The trampling of prisoner religious reading rights has prompted the expected class action lawsuit, succinctly covered in this blog entry from Melissa Rogers. I expect the prison censorship project to be ruled unconstitutional. As in the film on the MPAA ratings, a major point of interest is who are the people on the secret panel. The assumption regarding the movie raters, since the ratings supposedly exist to guide parents, is that the raters would be concerned parents. But it turns out the panelists were mostly people involved in the film distribution business, using the ratings system to assist distribution of their own films while encumbering distribution of independent films. Perhaps the same will be revealed about the Standardized Chapel Library Project - the secret panel may be composed of religious book publishers and distributors.

Wednesday, September 05, 2007

Wars and Presidents


Wars make Presidents and Presidents make wars.

Our first American President was the general who led us to Revolutionary War victory. Service in the War of 1812 helped Andrew Jackson win the 1820 election. The War with Mexico was Zachary Taylor’s ticket to the White House. U.S. Grant led the Union Army to victory and rode that to the Presidency. Teddy Roosevelt led the charge up San Juan Hill in the Spanish-American War, which added a military credential to his Presidential campaigns. After the first World War, General Pershing hinted he might be willing to become President, but his close wartime alignment with President Wilson made Republicans wary of him, and Democrats knew Pershing was a Republican at heart - as are most Generals. General MacArthur had Presidential aspirations following WWII, but Truman firing him during the Korean War confirmed MacArthur’s time had passed and Eisenhower was the heir apparent to be anointed President.

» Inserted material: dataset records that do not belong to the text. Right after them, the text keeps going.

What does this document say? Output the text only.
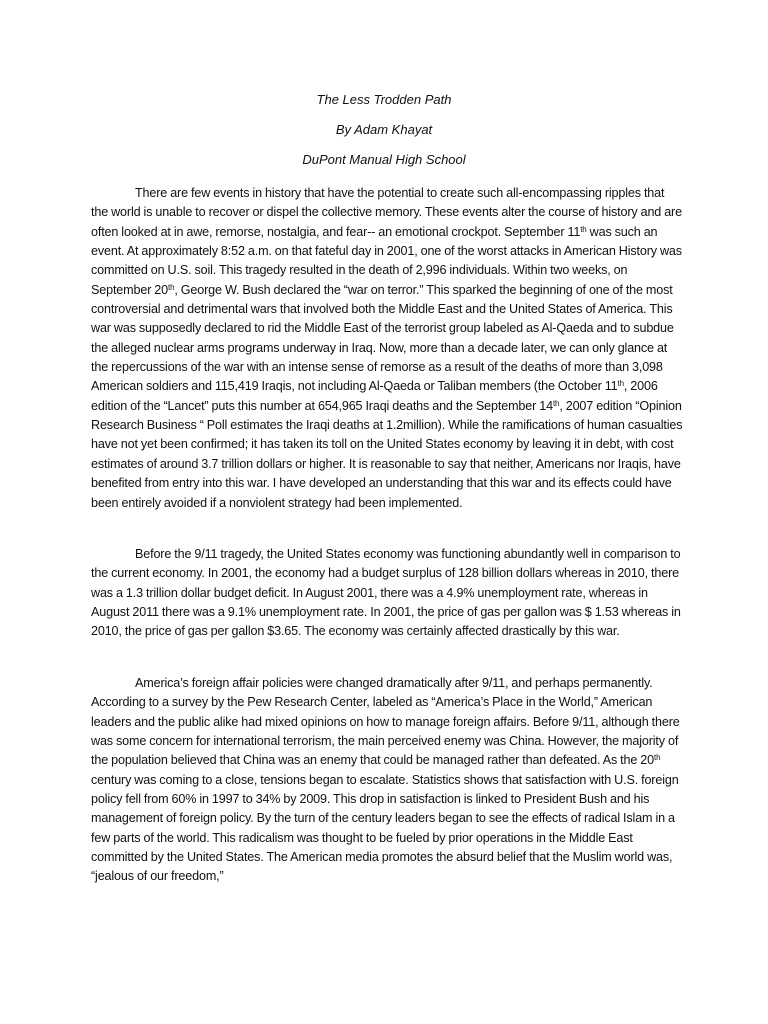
The Less Trodden Path
By Adam Khayat
DuPont Manual High School

There are few events in history that have the potential to create such all-encompassing ripples that the world is unable to recover or dispel the collective memory. These events alter the course of history and are often looked at in awe, remorse, nostalgia, and fear-- an emotional crockpot. September 11th was such an event. At approximately 8:52 a.m. on that fateful day in 2001, one of the worst attacks in American History was committed on U.S. soil. This tragedy resulted in the death of 2,996 individuals. Within two weeks, on September 20th, George W. Bush declared the “war on terror.” This sparked the beginning of one of the most controversial and detrimental wars that involved both the Middle East and the United States of America. This war was supposedly declared to rid the Middle East of the terrorist group labeled as Al-Qaeda and to subdue the alleged nuclear arms programs underway in Iraq. Now, more than a decade later, we can only glance at the repercussions of the war with an intense sense of remorse as a result of the deaths of more than 3,098 American soldiers and 115,419 Iraqis, not including Al-Qaeda or Taliban members (the October 11th, 2006 edition of the “Lancet” puts this number at 654,965 Iraqi deaths and the September 14th, 2007 edition “Opinion Research Business “ Poll estimates the Iraqi deaths at 1.2million). While the ramifications of human casualties have not yet been confirmed; it has taken its toll on the United States economy by leaving it in debt, with cost estimates of around 3.7 trillion dollars or higher. It is reasonable to say that neither, Americans nor Iraqis, have benefited from entry into this war. I have developed an understanding that this war and its effects could have been entirely avoided if a nonviolent strategy had been implemented.

Before the 9/11 tragedy, the United States economy was functioning abundantly well in comparison to the current economy. In 2001, the economy had a budget surplus of 128 billion dollars whereas in 2010, there was a 1.3 trillion dollar budget deficit. In August 2001, there was a 4.9% unemployment rate, whereas in August 2011 there was a 9.1% unemployment rate. In 2001, the price of gas per gallon was $ 1.53 whereas in 2010, the price of gas per gallon $3.65. The economy was certainly affected drastically by this war.

America’s foreign affair policies were changed dramatically after 9/11, and perhaps permanently. According to a survey by the Pew Research Center, labeled as “America’s Place in the World,” American leaders and the public alike had mixed opinions on how to manage foreign affairs. Before 9/11, although there was some concern for international terrorism, the main perceived enemy was China. However, the majority of the population believed that China was an enemy that could be managed rather than defeated. As the 20th century was coming to a close, tensions began to escalate. Statistics shows that satisfaction with U.S. foreign policy fell from 60% in 1997 to 34% by 2009. This drop in satisfaction is linked to President Bush and his management of foreign policy. By the turn of the century leaders began to see the effects of radical Islam in a few parts of the world. This radicalism was thought to be fueled by prior operations in the Middle East committed by the United States. The American media promotes the absurd belief that the Muslim world was, “jealous of our freedom,”
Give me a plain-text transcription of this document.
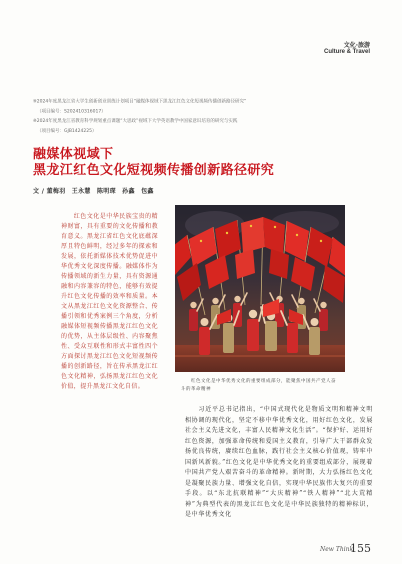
文化·旅游
Culture & Travel
※2024年度黑龙江省大学生创新创业训练计划项目“融媒体视域下黑龙江红色文化短视频传播创新路径研究”
（项目编号：S202410316017）
※2024年度黑龙江省教育科学规划重点课题“大思政”视域下大学英语教学中国家意识培育的研究与实践
（项目编号：GJB1424225）
融媒体视域下
黑龙江红色文化短视频传播创新路径研究
文 / 董梅羽　王永慧　陈明琛　孙鑫　包鑫
红色文化是中华民族宝贵的精神财富，具有重要的文化传播和教育意义。黑龙江省红色文化底蕴深厚且特色鲜明，经过多年的探索和发展，依托新媒体技术优势促进中华优秀文化深度传播。融媒体作为传播领域的新生力量，具有资源通融和内容兼容的特色，能够有效提升红色文化传播的效率和质量。本文从黑龙江红色文化资源整合、传播引领和优秀案例三个角度，分析融媒体短视频传播黑龙江红色文化的优势，从主体层级性、内容聚焦性、受众互联性和形式丰富性四个方面探讨黑龙江红色文化短视频传播的创新路径，旨在传承黑龙江红色文化精神，弘扬黑龙江红色文化价值，提升黑龙江文化自信。
红色文化是中华优秀文化的重要组成部分，能聚焦中国共产党人奋斗的革命精神
习近平总书记指出，“中国式现代化是物质文明和精神文明相协调的现代化，坚定不移中华优秀文化，用好红色文化，发展社会主义先进文化，丰富人民精神文化生活”。“保护好、运用好红色资源，加强革命传统和爱国主义教育，引导广大干部群众发扬优良传统，赓续红色血脉，践行社会主义核心价值观，铸牢中国新风新貌。”红色文化是中华优秀文化的重要组成部分，展现着中国共产党人艰苦奋斗的革命精神。新时期，大力弘扬红色文化是凝聚民族力量、增强文化自信，实现中华民族伟大复兴的重要手段。以“东北抗联精神”“大庆精神”“铁人精神”“北大荒精神”为典型代表的黑龙江红色文化是中华民族独特的精神标识，是中华优秀文化
New Think
155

War time Presidents get re-elected, but there are fewer of them than one might expect, only four, of whom three did not get over 55% of the popular vote. Lincoln got 55%, Roosevelt 53.4%, Lyndon Johnson 61% (by convincing voters his opponent, Goldwater, was trigger happy with nukes), and Bush II got a very marginal 50.7%. [If you are into numerology, maybe you can make something of the fact these re-election years all ended in a 4, 1864, 1944, 1964 and 2004]. The first two re-electees “won” their wars, while the last two could not deliver the victory they promised. Woodrow Wilson has the distinction of getting re-elected on a campaign slogan of having kept us out of the World War, while then getting us into it after his electoral victory.

Our Generals in the Vietnam War spent their post-war years defending against the legacy of their blunders, rather than sending out hopeless Presidential feelers. The Gulf War gave some Presidential credence to General Schwartzkopf, who did not pursue it, and then to Colin Powell who settled for Secretary of State. Wes Clark sought a Presidential nomination in 2004, but his military leadership had been in relatively unknown encounters, and he confused everyone by being a rare General running as a Democrat.

With two of our last three significant war adventures being shambles, maybe Americans have learned that wars don’t really make Presidents. Bush II has certainly reminded us that Presidents can make wars on false pretenses. Now we need to learn to how to solve problems without making war.